Read the recipe below (I did not make this up; it actually appeared in a daily newspaper). Is every ingredient listed accounted for in the instructions? Are there any missing ingredients? Are there any missing steps? Are the instructions easy to follow? Make a list of your questions.

Frisee and Mache with Goat and Flageolet Puree

2 cups cooked flageolet beans plus 1/2 cup reserved bean cooking liquid
2 cups each frisee and mache
20 croutons made from toasted baguettes
6 ounces medium to hard fresh goat cheese
1/2 cup good quality olive oil
1/4 cup vinaigrette dressing

  1. Puree beans in a food processor using 1/4 to 1/3 cup liquid reserved from cooking beans plus 1/4 cup olive oil.

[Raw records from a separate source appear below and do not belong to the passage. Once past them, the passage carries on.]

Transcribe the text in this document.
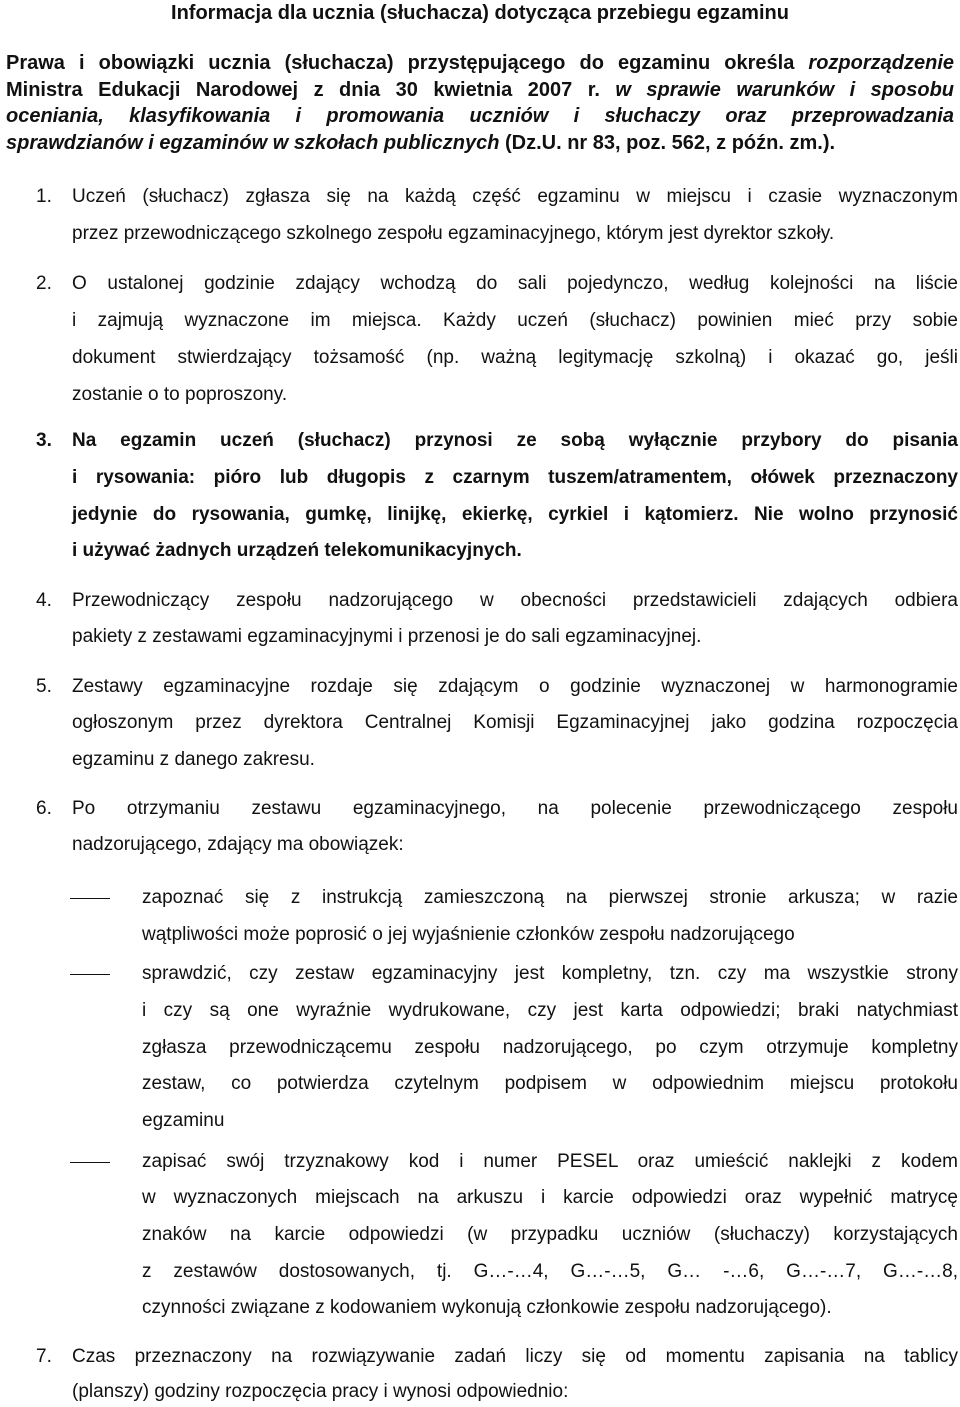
Informacja dla ucznia (słuchacza) dotycząca przebiegu egzaminu
Prawa i obowiązki ucznia (słuchacza) przystępującego do egzaminu określa rozporządzenie
Ministra Edukacji Narodowej z dnia 30 kwietnia 2007 r. w sprawie warunków i sposobu
oceniania, klasyfikowania i promowania uczniów i słuchaczy oraz przeprowadzania
sprawdzianów i egzaminów w szkołach publicznych (Dz.U. nr 83, poz. 562, z późn. zm.).
1. Uczeń (słuchacz) zgłasza się na każdą część egzaminu w miejscu i czasie wyznaczonym
przez przewodniczącego szkolnego zespołu egzaminacyjnego, którym jest dyrektor szkoły.
2. O ustalonej godzinie zdający wchodzą do sali pojedynczo, według kolejności na liście
i zajmują wyznaczone im miejsca. Każdy uczeń (słuchacz) powinien mieć przy sobie
dokument stwierdzający tożsamość (np. ważną legitymację szkolną) i okazać go, jeśli
zostanie o to poproszony.
3. Na egzamin uczeń (słuchacz) przynosi ze sobą wyłącznie przybory do pisania
i rysowania: pióro lub długopis z czarnym tuszem/atramentem, ołówek przeznaczony
jedynie do rysowania, gumkę, linijkę, ekierkę, cyrkiel i kątomierz. Nie wolno przynosić
i używać żadnych urządzeń telekomunikacyjnych.
4. Przewodniczący zespołu nadzorującego w obecności przedstawicieli zdających odbiera
pakiety z zestawami egzaminacyjnymi i przenosi je do sali egzaminacyjnej.
5. Zestawy egzaminacyjne rozdaje się zdającym o godzinie wyznaczonej w harmonogramie
ogłoszonym przez dyrektora Centralnej Komisji Egzaminacyjnej jako godzina rozpoczęcia
egzaminu z danego zakresu.
6. Po otrzymaniu zestawu egzaminacyjnego, na polecenie przewodniczącego zespołu
nadzorującego, zdający ma obowiązek:
zapoznać się z instrukcją zamieszczoną na pierwszej stronie arkusza; w razie
wątpliwości może poprosić o jej wyjaśnienie członków zespołu nadzorującego
sprawdzić, czy zestaw egzaminacyjny jest kompletny, tzn. czy ma wszystkie strony
i czy są one wyraźnie wydrukowane, czy jest karta odpowiedzi; braki natychmiast
zgłasza przewodniczącemu zespołu nadzorującego, po czym otrzymuje kompletny
zestaw, co potwierdza czytelnym podpisem w odpowiednim miejscu protokołu
egzaminu
zapisać swój trzyznakowy kod i numer PESEL oraz umieścić naklejki z kodem
w wyznaczonych miejscach na arkuszu i karcie odpowiedzi oraz wypełnić matrycę
znaków na karcie odpowiedzi (w przypadku uczniów (słuchaczy) korzystających
z zestawów dostosowanych, tj. G…-…4, G…-…5, G… -…6, G…-…7, G…-…8,
czynności związane z kodowaniem wykonują członkowie zespołu nadzorującego).
7. Czas przeznaczony na rozwiązywanie zadań liczy się od momentu zapisania na tablicy
(planszy) godziny rozpoczęcia pracy i wynosi odpowiednio:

Mixture shouldn't be stiff, nor should it be runny.
  2. Place 1 (4-inch diameter, 2-inch high) ring on each of 4 ovenproof plates. Fill with puree.
  3. Puree goat cheese and using a spatula carefully smear the pureed goat cheese on top of pureed beans in the ring. Set aside.
  4. Clean salad and toss with vinaigrette dressing. Place bean and cheese mixture under broiler for a few seconds to brown goat cheese. Carefully remove ring from bean cake. Arrange salad around bean cake.